“Un acreedor tenía dos deudores: el uno le debía quinientos denarios, y el otro cincuenta; y no teniendo ellos con qué pagar, perdonó a ambos. Di, pues, ¿cuál de ellos le amará más? Respondiendo Simón, dijo: Pienso que aquel a quien perdonó más. Y él le dijo: Rectamente has juzgado.” (Lucas 7:41-43)

Los Fariseos nunca pudieron cambiar porque medían sus pecados en relación con otros.

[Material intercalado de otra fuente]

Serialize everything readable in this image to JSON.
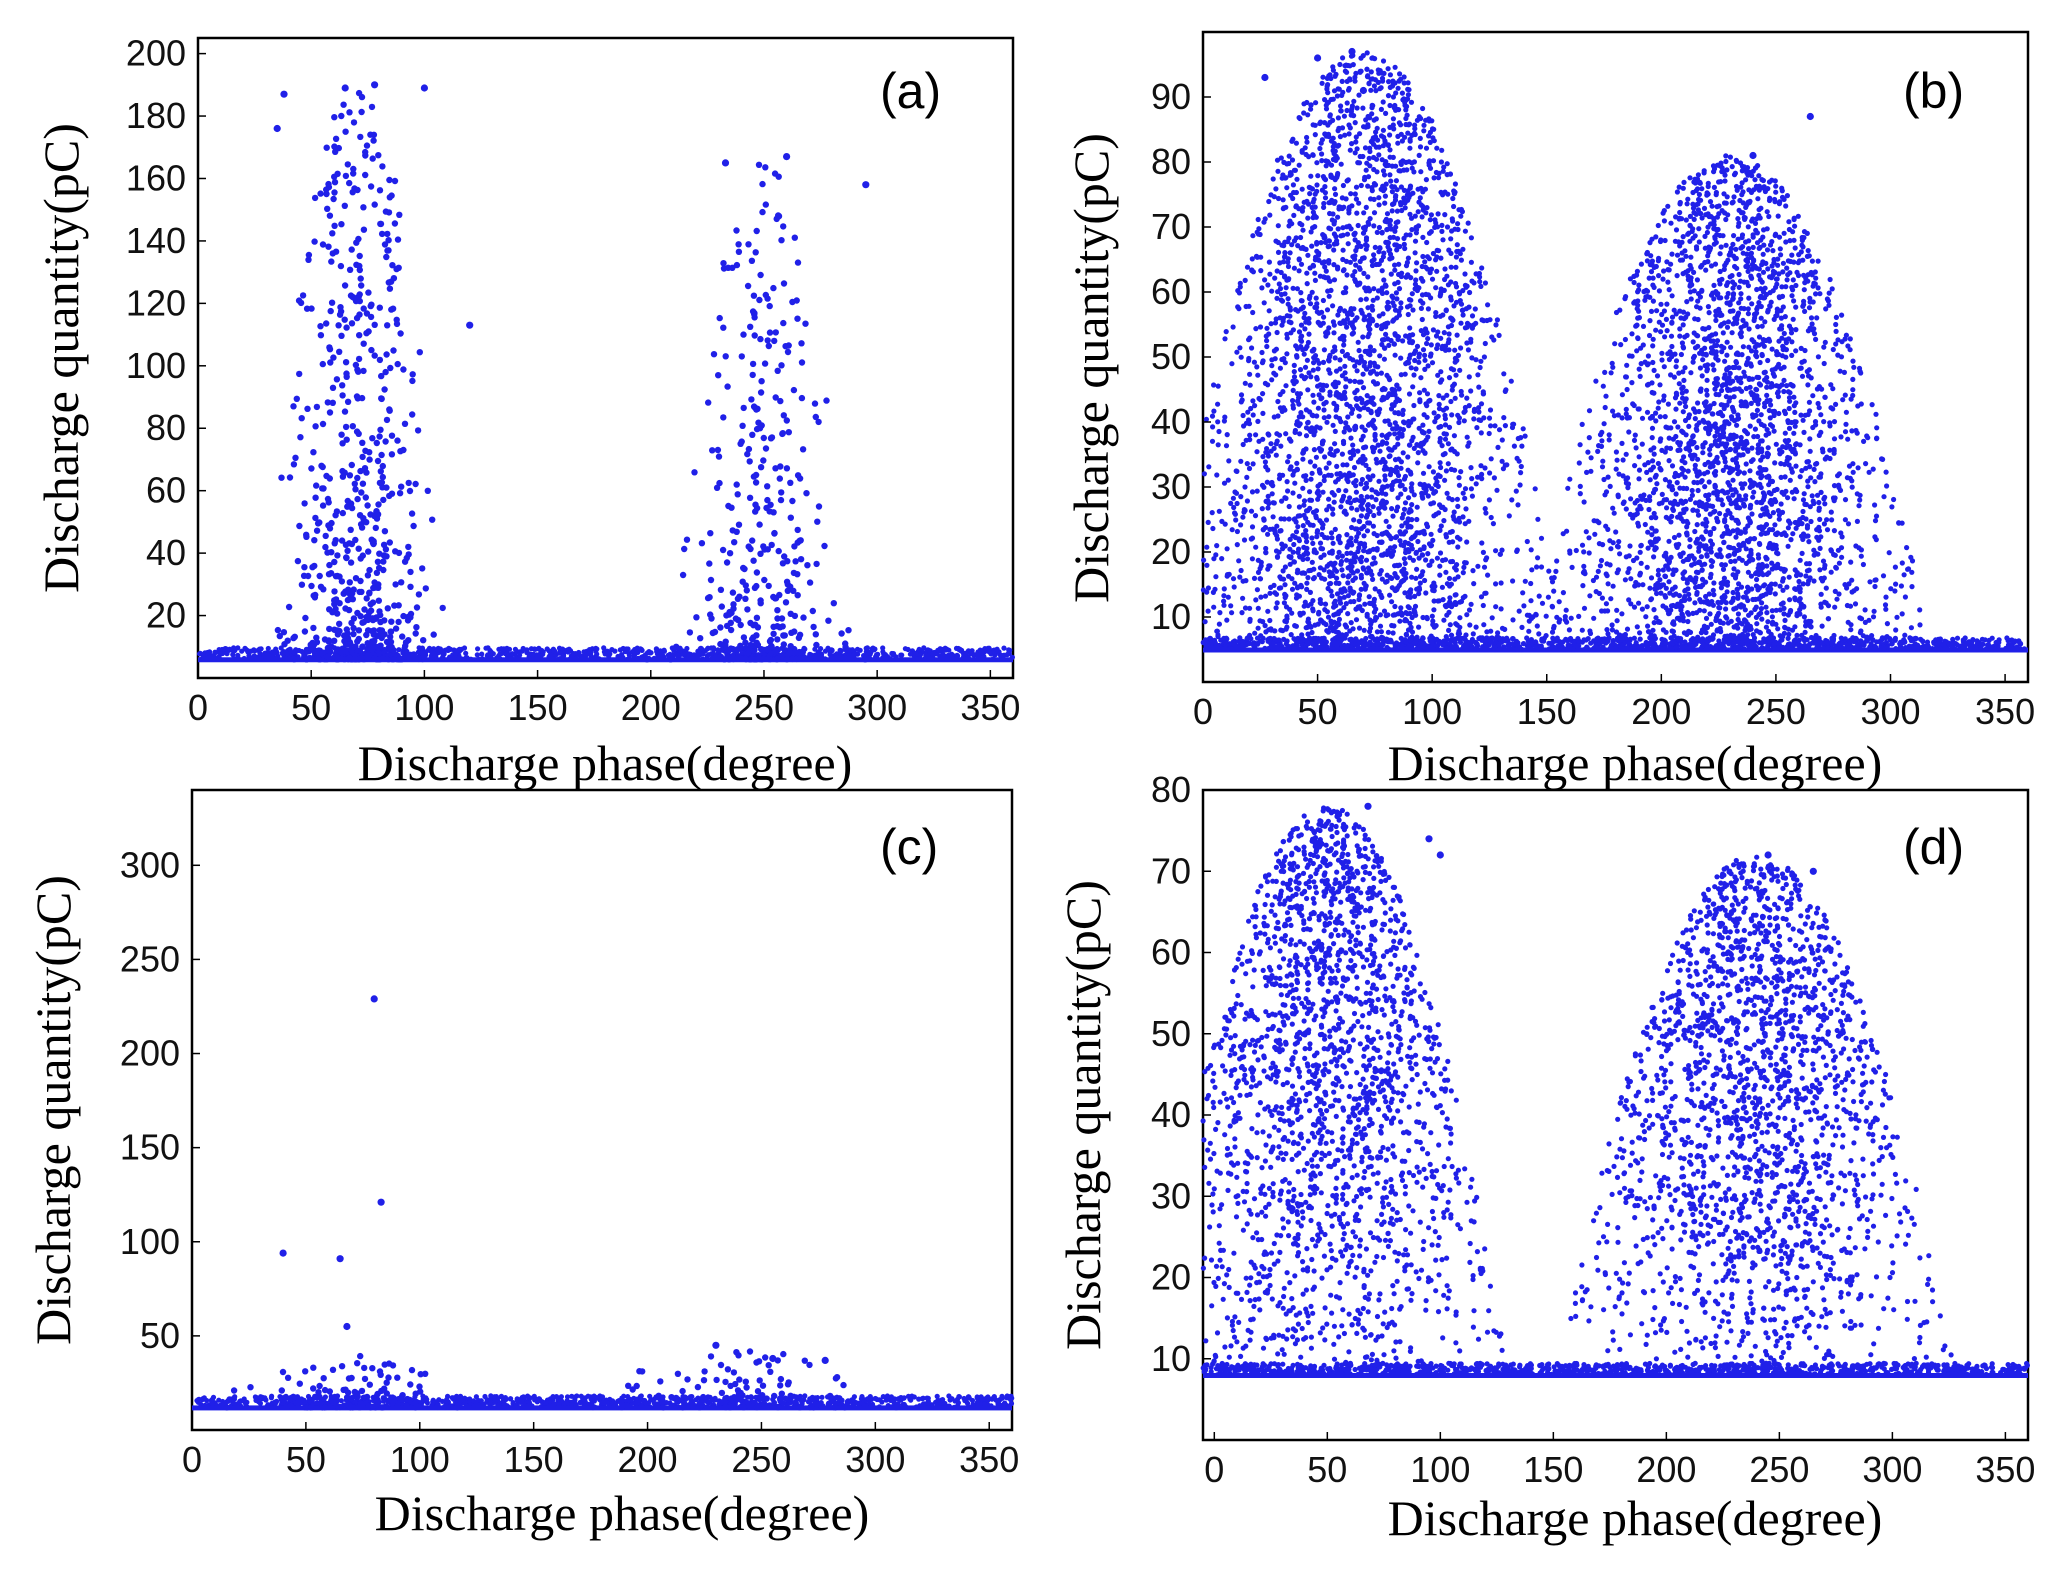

Este mismo peligro existe con las personas que confiesan a Cristo como su Salvador al ser atraídas por los encantos del cielo, pero sin entender la gravedad de su pecado. Muchas en esta categoría entienden al venir a Cristo que su vida era bastante limpia y recta en comparación con otras personas.

Las personas que así piensan tienden a ser cristianas frívolas, que no se involucran en la obra, que no confían en la Palabra de Dios, que continuamente están juzgando a otros, y que siguen manteniendo su propio sistema de justicia. Son personas que bien pueden tener un buen conocimiento y manejo de las Escrituras, pero la usan mayormente para sacar el hacha en lugar del ungüento y la bandera del amor.

Lejos de pasarle la mano al pecado o sacar el hacha, la manera correcta de enfrentar el pecado es con la Cruz de Cristo. Esa Cruz que perdona, esa Cruz que levanta, esa Cruz que transforma. Sin embargo, cuando nos acercamos con el mazo de un Juez, debiéramos tomar en cuenta que con esa misma severidad seremos juzgadas.

Una de las evidencias de haber sido perdonadas por Jesús es la compasión por el pecador. Pero la miopía de quienes creen que se les perdonó poco, es su principal muleta. El verdadero arrepentimiento viene cuando entendemos que somos grandes y graves pecadoras, no en relación con otras personas sino en relación a Dios.

Cuando comprendemos la ofensa de nuestro pecado hacia la santidad de Dios y venimos a los pies de Cristo arrepentidamente, entonces se produce la real conversión que llena nuestro corazón de humildad en lugar de jactancia, y mucho amor en lugar de justicia.

Oración: Padre, perdóname por ofender Tu santidad con mi pecado. Gracias por perdonarme y llenar mi corazón de compasión por el pecador. Ayuda a los ministros de tu Palabra a confrontar al pecador con su pecado ante Tí y no los demás hombres. En el nombre de Jesús, amen.